In ’95 Bona relocated to New York, where he lives and works to this day. Just three years later he would become Musical Director on Harry Belafonte’s European tour. High profile gigs have seen Bona work with many of the city’s finest, including Larry Coryell, Michael and Randy Brecker, Mike Stern and Steve Gadd. And as if to come full circle, Bona has featured prominently on many Jaco Pastorious’ Big Band albums and toured extensively with the Pat Metheny Group.

When he’s not playing bass you’ll find Bona in his guise as professorship of music at New York University or producing his own compositions – “If Richard Bona could create the soundtrack to his dreams”, waxed the Los Angeles Times, “it would sound a lot like his latest self-produced, Grammy-nominated album, Tiki.”
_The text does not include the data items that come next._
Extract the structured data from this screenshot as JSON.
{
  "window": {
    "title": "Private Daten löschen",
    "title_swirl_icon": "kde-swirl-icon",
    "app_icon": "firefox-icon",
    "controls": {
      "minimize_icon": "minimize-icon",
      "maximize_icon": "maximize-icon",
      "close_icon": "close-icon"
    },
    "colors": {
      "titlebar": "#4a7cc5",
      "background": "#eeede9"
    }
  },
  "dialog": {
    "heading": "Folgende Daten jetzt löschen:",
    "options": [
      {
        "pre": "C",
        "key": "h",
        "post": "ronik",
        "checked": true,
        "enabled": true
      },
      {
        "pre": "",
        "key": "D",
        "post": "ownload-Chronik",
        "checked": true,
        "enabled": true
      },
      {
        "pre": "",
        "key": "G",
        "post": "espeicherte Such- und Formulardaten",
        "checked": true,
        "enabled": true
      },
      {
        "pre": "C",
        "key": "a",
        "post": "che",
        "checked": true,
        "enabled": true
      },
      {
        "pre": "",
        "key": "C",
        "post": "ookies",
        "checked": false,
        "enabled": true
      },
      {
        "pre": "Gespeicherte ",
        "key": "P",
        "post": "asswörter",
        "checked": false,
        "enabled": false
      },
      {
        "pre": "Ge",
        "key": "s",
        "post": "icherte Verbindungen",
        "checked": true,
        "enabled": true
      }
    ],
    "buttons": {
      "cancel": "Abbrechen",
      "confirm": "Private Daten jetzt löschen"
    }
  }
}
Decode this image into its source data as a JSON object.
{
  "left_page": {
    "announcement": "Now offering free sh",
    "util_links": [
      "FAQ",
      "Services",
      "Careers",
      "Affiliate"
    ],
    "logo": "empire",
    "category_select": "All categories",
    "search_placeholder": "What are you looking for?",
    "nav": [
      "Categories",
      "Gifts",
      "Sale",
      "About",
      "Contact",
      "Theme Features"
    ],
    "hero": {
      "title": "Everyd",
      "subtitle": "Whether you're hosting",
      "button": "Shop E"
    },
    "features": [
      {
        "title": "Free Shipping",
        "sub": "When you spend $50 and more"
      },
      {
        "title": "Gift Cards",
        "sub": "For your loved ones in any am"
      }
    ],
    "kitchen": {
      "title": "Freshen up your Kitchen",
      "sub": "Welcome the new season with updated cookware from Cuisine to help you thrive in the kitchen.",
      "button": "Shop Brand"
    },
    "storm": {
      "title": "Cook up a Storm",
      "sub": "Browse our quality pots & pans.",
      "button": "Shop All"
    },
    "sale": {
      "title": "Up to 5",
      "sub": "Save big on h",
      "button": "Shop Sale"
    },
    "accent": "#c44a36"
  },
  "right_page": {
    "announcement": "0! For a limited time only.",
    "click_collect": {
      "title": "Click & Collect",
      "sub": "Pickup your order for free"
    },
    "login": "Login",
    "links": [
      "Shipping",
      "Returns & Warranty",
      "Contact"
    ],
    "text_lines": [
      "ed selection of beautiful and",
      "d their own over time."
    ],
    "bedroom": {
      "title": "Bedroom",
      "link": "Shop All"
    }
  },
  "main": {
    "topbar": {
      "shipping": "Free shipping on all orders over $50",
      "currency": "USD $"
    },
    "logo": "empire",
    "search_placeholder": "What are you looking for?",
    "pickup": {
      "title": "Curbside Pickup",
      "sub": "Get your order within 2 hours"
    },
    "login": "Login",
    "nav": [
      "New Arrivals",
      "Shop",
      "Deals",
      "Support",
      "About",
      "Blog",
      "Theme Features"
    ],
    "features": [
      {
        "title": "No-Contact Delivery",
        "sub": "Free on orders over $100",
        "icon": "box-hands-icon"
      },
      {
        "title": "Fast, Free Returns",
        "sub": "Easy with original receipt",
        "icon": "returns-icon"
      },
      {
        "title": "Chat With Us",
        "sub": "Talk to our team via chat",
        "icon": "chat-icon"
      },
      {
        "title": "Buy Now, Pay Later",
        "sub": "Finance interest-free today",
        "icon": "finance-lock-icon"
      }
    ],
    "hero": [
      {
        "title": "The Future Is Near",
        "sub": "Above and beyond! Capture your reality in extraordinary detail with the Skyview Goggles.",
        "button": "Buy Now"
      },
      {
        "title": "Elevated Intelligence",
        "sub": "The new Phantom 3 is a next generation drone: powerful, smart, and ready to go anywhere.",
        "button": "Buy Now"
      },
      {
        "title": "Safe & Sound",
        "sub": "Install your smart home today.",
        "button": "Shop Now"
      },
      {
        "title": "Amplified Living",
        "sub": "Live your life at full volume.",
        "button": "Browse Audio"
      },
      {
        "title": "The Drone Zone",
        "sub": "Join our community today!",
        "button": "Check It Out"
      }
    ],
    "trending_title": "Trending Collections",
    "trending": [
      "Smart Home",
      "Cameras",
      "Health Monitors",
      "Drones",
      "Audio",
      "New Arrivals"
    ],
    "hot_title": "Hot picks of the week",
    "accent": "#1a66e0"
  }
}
BONA:“In Cameroon music has to be describing a story,” . “When I was a kid, music was not music to us unless there was a beautiful story behind it. That’s my background. That’s still where I live. Even when people don’t understand the language, they can feel what’s happening. The sounds of the words and the music tell the story. And the stories of people’s lives are the same, work and love and struggle and happiness, all over the world.”